Gli attivisti locali sperano anche che la cannabis medica sia resa disponibile.

“E’ una medicina”, ha detto l’attivista per la cannabis Rajiv Kafle, che vive con l’HIV e usa la cannabis per ragioni mediche. L’HIV può portare alla sindrome da deperimento, una perdita di appetito, con cannabis nota per far sentire la fame post-consumo.

“Tanti pazienti lo usano, ma sono costretti a farlo illegalmente”, ha detto Rajiv Kafle, “Possono essere presi in qualsiasi momento”. L’11 ottobre dell’anno scorso, gli attivisti hanno introdotto un disegno di legge in parlamento, cercando di ri-legalizzare la coltivazione, l’uso e l’esportazione della cannabis, dato che sempre più paesi permettono il suo uso medico e ricreativo.

Haschisch e Kathmandu

Negli anni ’60, ci sono molte storie di come gli hippies più ferventi si recavano a Kathmandu, in Nepal, per comprare il migliore hashish del mondo, sia direttamente dai coltivatori per i più avventurosi, sia da negozi con licenza governativa.

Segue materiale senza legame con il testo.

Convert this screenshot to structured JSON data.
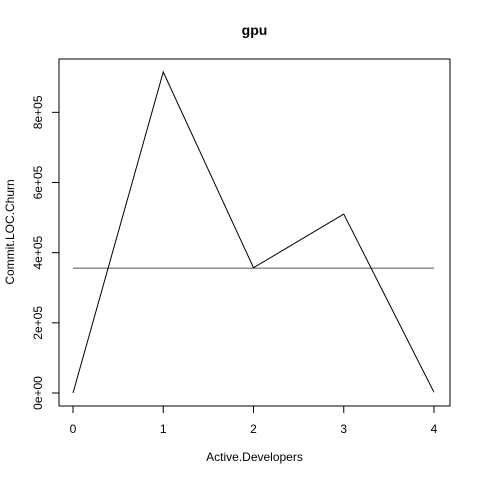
{
  "chart_data": {
    "type": "line",
    "title": "gpu",
    "xlabel": "Active.Developers",
    "ylabel": "Commit.LOC.Churn",
    "x": [
      0,
      1,
      2,
      3,
      4
    ],
    "series": [
      {
        "name": "Commit.LOC.Churn",
        "values": [
          0,
          915000,
          357000,
          510000,
          2000
        ]
      }
    ],
    "reference_line": {
      "orientation": "horizontal",
      "value": 356000
    },
    "xlim": [
      0,
      4
    ],
    "ylim": [
      0,
      915000
    ],
    "x_ticks": [
      0,
      1,
      2,
      3,
      4
    ],
    "x_tick_labels": [
      "0",
      "1",
      "2",
      "3",
      "4"
    ],
    "y_ticks": [
      0,
      200000,
      400000,
      600000,
      800000
    ],
    "y_tick_labels": [
      "0e+00",
      "2e+05",
      "4e+05",
      "6e+05",
      "8e+05"
    ],
    "grid": false
  }
}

A causa della crescente pressione degli Stati Uniti e di altri paesi, il Nepal ha chiuso i suoi hashish negozi nel 1973.

Oggi, l’applicazione della proibizione non è uniforme: i turisti sono spesso risparmiati e le forze dell’ordine spesso chiudono un occhio durante i festival religiosi, dove la cannabis gioca un ruolo importante. L’uso della cannabis nei templi indù è quindi comune. Shiva, distruttore del male, è spesso raffigurato con in mano un chillum, un gesto ripetuto durante certe cerimonie o durante la festa indù di Shivaratri.

In alcune regioni, tuttavia, le sanzioni sono severe. I trafficanti rischiano fino a dieci anni di prigione e le piante vengono regolarmente sequestrate e distrutte. Nel 2018, anche un complesso di templi è stato oggetto di un raid in cui 280 persone sono state arrestate e 115 accusate.